The other day on Twitter, Ashe mentioned that a new film he wanted to see was getting a limited theatrical release. For the first time in ages, this film was playing closer to him than anywhere near me, so I tossed out any idea I may have had of seeing it. Then, on the way home from a trip to Connecticut, I decided to look it up again. I got lucky: Snowpiercer was playing only two miles out of my way, and would start right when I could get there. I took it as a sign, and made my way to the theatre. I had no idea where this train ride was going to take me, and, frankly, after all is said and done, I’m still not entirely sure what to think about it.
Seventeen years ago Earth experienced its second ice age. Everything on the planet died, and now, if one went outside, he or she would instantly freeze. The only survivors left live on a train. This train constantly runs, and each car is a different experience. The front is where Wilfred runs the engine. He’s basically the “leader”. The back of the train is essentially the slums. This is where Curtis (Chris Evans) lives, and where he is planning to revolt. See, the people live on protein bars, which are rationed out daily, and used for bartering.
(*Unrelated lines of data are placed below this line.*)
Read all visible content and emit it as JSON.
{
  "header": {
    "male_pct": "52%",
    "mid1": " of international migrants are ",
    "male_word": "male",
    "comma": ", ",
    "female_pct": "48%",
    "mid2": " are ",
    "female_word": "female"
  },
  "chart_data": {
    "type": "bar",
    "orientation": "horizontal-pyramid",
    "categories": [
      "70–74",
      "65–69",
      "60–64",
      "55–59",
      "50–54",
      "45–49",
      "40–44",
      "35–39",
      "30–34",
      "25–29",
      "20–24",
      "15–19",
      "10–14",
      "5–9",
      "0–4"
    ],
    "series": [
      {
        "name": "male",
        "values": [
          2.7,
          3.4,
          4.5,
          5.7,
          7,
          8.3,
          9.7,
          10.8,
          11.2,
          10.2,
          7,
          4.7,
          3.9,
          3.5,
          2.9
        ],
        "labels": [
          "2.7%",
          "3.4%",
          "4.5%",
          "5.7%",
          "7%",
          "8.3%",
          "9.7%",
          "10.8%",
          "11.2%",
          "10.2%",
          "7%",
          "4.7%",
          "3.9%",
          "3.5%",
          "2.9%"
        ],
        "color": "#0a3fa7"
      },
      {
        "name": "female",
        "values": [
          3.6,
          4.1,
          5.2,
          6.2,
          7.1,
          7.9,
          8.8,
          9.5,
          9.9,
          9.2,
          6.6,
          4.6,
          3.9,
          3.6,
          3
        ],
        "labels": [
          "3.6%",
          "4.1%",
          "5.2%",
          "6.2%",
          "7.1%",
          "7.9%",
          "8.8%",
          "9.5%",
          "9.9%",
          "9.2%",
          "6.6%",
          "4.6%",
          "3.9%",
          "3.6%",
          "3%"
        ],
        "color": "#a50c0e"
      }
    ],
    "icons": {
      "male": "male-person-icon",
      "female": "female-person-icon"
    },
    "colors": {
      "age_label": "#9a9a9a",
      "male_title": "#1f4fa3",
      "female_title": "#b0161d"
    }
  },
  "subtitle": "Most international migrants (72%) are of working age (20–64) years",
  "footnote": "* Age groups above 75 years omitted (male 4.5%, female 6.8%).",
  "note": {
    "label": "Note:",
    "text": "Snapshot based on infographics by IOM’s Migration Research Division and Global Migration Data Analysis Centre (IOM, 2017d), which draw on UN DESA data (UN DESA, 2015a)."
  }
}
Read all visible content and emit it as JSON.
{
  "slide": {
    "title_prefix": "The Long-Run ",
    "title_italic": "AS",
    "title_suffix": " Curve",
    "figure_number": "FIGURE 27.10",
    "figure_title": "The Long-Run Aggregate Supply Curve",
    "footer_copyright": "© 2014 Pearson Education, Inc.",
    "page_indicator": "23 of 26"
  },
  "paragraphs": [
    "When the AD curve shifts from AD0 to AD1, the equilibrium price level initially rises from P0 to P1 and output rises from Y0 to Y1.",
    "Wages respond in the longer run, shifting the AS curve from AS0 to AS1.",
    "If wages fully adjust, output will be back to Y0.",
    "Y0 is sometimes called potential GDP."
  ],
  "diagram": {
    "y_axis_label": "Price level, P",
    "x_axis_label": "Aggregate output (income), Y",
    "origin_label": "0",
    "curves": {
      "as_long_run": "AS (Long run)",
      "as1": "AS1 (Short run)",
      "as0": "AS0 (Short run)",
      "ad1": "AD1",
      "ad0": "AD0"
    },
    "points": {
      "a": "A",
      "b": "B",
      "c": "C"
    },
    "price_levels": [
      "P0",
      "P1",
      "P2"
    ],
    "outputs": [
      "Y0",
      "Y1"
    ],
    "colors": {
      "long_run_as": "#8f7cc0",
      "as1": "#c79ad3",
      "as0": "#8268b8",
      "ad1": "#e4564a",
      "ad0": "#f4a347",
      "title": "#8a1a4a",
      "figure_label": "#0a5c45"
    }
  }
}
It’s their only source of food, while the rich – as the story on the train is told – in the upper cars get to dine on steaks.
The first problem I have with Snowpiercer is that it relies entirely on the viewer simply believing everything that these characters say, even when it makes no sense, and causes plot holes. Over think Snowpiercer and you’ll soon realize that the plot holes are actually going to be the twists for the big finale, and where does that leave you?
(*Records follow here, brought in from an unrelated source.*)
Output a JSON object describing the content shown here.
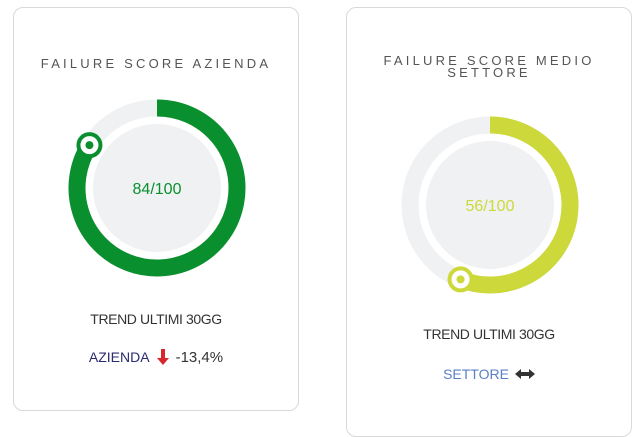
{
  "cards": [
    {
      "title": "FAILURE SCORE AZIENDA",
      "gauge": {
        "value": 84,
        "max": 100,
        "label": "84/100",
        "color": "#0a8f2e"
      },
      "trend_label": "TREND ULTIMI 30GG",
      "trend_subject": "AZIENDA",
      "trend_value": "-13,4%"
    },
    {
      "title": "FAILURE SCORE MEDIO SETTORE",
      "gauge": {
        "value": 56,
        "max": 100,
        "label": "56/100",
        "color": "#cdd83a"
      },
      "trend_label": "TREND ULTIMI 30GG",
      "trend_subject": "SETTORE"
    }
  ]
}
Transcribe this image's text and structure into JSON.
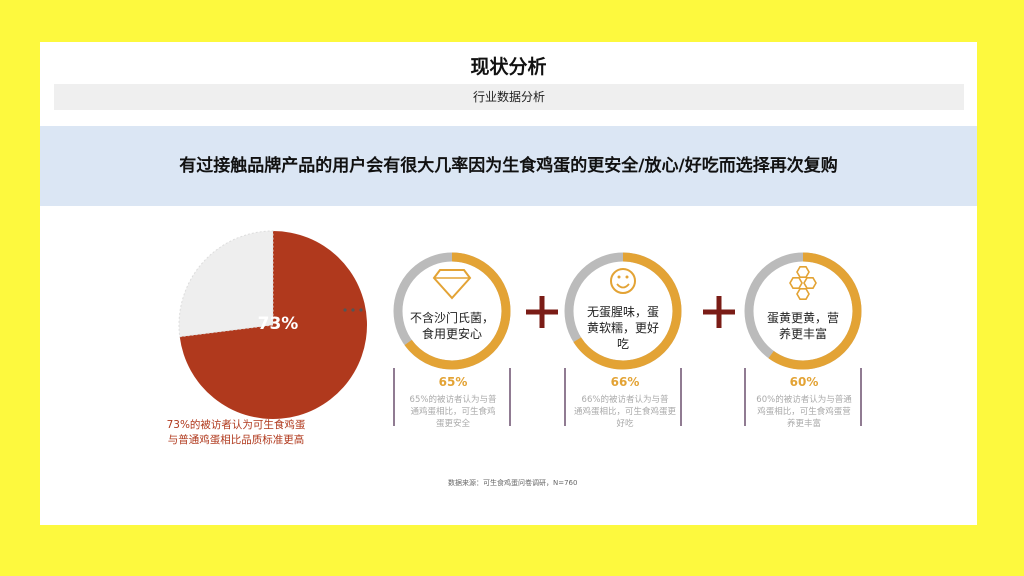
{
  "header": {
    "title": "现状分析",
    "subtitle": "行业数据分析"
  },
  "banner": {
    "text": "有过接触品牌产品的用户会有很大几率因为生食鸡蛋的更安全/放心/好吃而选择再次复购"
  },
  "colors": {
    "background": "#fdf93e",
    "pie_main": "#b0391d",
    "pie_rest": "#eeeeee",
    "ring_fill": "#e3a335",
    "ring_track": "#bbbbbb",
    "plus": "#7a1c16",
    "banner_bg": "#dbe6f4"
  },
  "pie": {
    "caption_line1": "73%的被访者认为可生食鸡蛋",
    "caption_line2": "与普通鸡蛋相比品质标准更高"
  },
  "items": [
    {
      "icon": "diamond-icon",
      "label_line1": "不含沙门氏菌，",
      "label_line2": "食用更安心",
      "label_line3": "",
      "percent_text": "65%",
      "desc_line1": "65%的被访者认为与普",
      "desc_line2": "通鸡蛋相比，可生食鸡",
      "desc_line3": "蛋更安全"
    },
    {
      "icon": "smiley-icon",
      "label_line1": "无蛋腥味，蛋",
      "label_line2": "黄软糯，更好",
      "label_line3": "吃",
      "percent_text": "66%",
      "desc_line1": "66%的被访者认为与普",
      "desc_line2": "通鸡蛋相比，可生食鸡蛋更",
      "desc_line3": "好吃"
    },
    {
      "icon": "honeycomb-icon",
      "label_line1": "蛋黄更黄，营",
      "label_line2": "养更丰富",
      "label_line3": "",
      "percent_text": "60%",
      "desc_line1": "60%的被访者认为与普通",
      "desc_line2": "鸡蛋相比，可生食鸡蛋营",
      "desc_line3": "养更丰富"
    }
  ],
  "source_note": "数据来源：可生食鸡蛋问卷调研，N=760",
  "chart_data": [
    {
      "type": "pie",
      "title": "",
      "slices": [
        {
          "label": "73%",
          "value": 73
        },
        {
          "label": "",
          "value": 27
        }
      ]
    },
    {
      "type": "bar",
      "title": "",
      "categories": [
        "不含沙门氏菌，食用更安心",
        "无蛋腥味，蛋黄软糯，更好吃",
        "蛋黄更黄，营养更丰富"
      ],
      "values": [
        65,
        66,
        60
      ],
      "ylim": [
        0,
        100
      ]
    }
  ]
}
Tilda Swinton has to be the craziest actress ever. She picks the weirdest roles, and just delivers the crazy on every level. She plays the middleman for Wilfred when he needs to convey information to the slum train car. She controls the “police”, and runs a tight ship. Everyone really just goes for it in this film, and I don’t know where Chris Evans learned to act between Not Another Teen Movie and this (he’s just okay in the Captain America films), but kudos to his acting coach because he delivers a great, emotional performance here.
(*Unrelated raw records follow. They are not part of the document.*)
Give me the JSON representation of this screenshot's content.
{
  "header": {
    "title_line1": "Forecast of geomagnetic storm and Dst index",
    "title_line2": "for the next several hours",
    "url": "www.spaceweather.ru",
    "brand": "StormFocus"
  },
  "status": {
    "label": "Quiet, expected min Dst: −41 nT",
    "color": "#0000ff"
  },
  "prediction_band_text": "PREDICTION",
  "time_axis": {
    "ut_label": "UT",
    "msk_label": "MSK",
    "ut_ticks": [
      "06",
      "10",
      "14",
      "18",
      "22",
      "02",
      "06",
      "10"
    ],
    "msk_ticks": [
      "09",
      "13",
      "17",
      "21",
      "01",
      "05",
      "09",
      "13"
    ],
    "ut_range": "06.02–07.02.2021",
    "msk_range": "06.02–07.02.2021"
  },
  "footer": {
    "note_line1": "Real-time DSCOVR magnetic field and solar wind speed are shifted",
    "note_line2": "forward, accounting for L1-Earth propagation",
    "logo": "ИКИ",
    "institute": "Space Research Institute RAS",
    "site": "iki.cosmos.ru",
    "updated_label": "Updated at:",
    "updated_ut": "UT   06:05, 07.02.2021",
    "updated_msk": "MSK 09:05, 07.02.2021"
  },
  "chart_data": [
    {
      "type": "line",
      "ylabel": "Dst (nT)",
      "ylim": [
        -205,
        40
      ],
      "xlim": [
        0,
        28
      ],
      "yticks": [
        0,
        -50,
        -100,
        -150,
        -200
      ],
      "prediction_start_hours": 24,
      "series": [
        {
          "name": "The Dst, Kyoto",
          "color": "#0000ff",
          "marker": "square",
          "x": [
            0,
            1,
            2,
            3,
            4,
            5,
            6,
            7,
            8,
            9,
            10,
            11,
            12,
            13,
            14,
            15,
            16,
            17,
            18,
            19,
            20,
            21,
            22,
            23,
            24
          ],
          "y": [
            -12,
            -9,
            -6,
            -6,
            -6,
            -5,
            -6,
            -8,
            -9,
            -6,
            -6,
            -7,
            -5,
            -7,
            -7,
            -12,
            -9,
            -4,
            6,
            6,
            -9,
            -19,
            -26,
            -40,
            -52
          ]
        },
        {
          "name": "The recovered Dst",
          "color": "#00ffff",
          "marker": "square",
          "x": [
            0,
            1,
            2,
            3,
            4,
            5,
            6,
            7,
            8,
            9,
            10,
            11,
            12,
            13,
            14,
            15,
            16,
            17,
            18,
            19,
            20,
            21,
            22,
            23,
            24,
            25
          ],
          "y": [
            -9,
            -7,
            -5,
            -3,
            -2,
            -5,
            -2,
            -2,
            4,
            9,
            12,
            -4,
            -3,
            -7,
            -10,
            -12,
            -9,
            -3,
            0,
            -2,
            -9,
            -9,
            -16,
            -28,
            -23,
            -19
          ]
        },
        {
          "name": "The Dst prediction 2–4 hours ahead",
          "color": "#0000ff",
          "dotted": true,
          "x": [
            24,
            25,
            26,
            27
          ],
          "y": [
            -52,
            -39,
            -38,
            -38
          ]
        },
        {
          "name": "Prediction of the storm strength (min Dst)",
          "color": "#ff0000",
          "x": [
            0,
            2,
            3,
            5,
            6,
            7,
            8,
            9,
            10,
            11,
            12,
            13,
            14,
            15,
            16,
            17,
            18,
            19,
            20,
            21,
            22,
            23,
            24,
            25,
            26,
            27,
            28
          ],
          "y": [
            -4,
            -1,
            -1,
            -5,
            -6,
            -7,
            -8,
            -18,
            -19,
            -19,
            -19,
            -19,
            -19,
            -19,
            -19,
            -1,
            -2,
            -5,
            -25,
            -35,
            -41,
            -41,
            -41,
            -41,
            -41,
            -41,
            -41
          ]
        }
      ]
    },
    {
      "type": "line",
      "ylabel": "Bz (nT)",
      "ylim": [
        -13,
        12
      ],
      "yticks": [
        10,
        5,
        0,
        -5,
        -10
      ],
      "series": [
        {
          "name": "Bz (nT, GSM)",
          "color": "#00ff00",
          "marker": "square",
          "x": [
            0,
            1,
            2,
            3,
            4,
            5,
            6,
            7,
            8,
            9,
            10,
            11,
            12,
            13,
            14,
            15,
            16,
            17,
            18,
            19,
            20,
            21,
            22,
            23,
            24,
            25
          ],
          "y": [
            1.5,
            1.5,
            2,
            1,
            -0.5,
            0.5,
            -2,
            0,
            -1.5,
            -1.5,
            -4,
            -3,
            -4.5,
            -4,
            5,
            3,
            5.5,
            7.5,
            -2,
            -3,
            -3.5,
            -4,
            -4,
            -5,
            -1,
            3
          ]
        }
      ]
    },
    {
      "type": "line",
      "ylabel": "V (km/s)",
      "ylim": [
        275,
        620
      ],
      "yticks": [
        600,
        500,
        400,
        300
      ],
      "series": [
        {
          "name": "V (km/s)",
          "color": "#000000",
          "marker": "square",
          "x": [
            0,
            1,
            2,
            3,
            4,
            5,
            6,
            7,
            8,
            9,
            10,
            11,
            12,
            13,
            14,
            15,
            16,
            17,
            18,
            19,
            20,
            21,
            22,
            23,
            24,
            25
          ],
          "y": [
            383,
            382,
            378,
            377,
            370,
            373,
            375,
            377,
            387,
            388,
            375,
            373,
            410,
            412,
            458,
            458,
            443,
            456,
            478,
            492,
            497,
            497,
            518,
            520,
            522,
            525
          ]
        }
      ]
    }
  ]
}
Joon-ho Bong writes and directs Snowpiercer, which is based off of a graphic novel. I know of him from the Korean monster flick, The Host, not to be confused with the Stephanie Meyers Invasion of the Body Snatchers rip-off. I didn’t care for The Host that much, and never understood the whole buzz around it. One thing is for sure, though: he is definitely a fan of Terry Gilliam because as we advance in each car, we get a new, wild theme, which almost makes the middle act of the film feel like a fever dream.
Bong delivers some fast-paced, crazy action, and the finale uses a few great long distance shots to show the action happening in the background. Sadly, the CGI isn’t up to snuff, and a number of things look a little too fake, with the train being the main culprit. I know that Bong fought with the Weinstein Company over edits they wanted to make, which would have brought the film down to a 100-minute runtime. While I’m glad he won out in the end, the film could have used editing to help some of the pacing issues in the middle act. The action comes to a dead halt at times for two characters to have a nice, long-winded heart to heart.
While Snowpiercer offers a few interesting ideas, the problems all stem from the fact that if the viewer over thinks anything, it falls apart. This is a shame because if a few lines had been changed a number of twists wouldn’t have been so obvious. After the film ended, I couldn’t decide if I liked it or not. Now, though, I’m fairly certain I enjoyed it for the most part, but I don’t think Snowpiercer offers anything that would make me want to revisit it again in the future.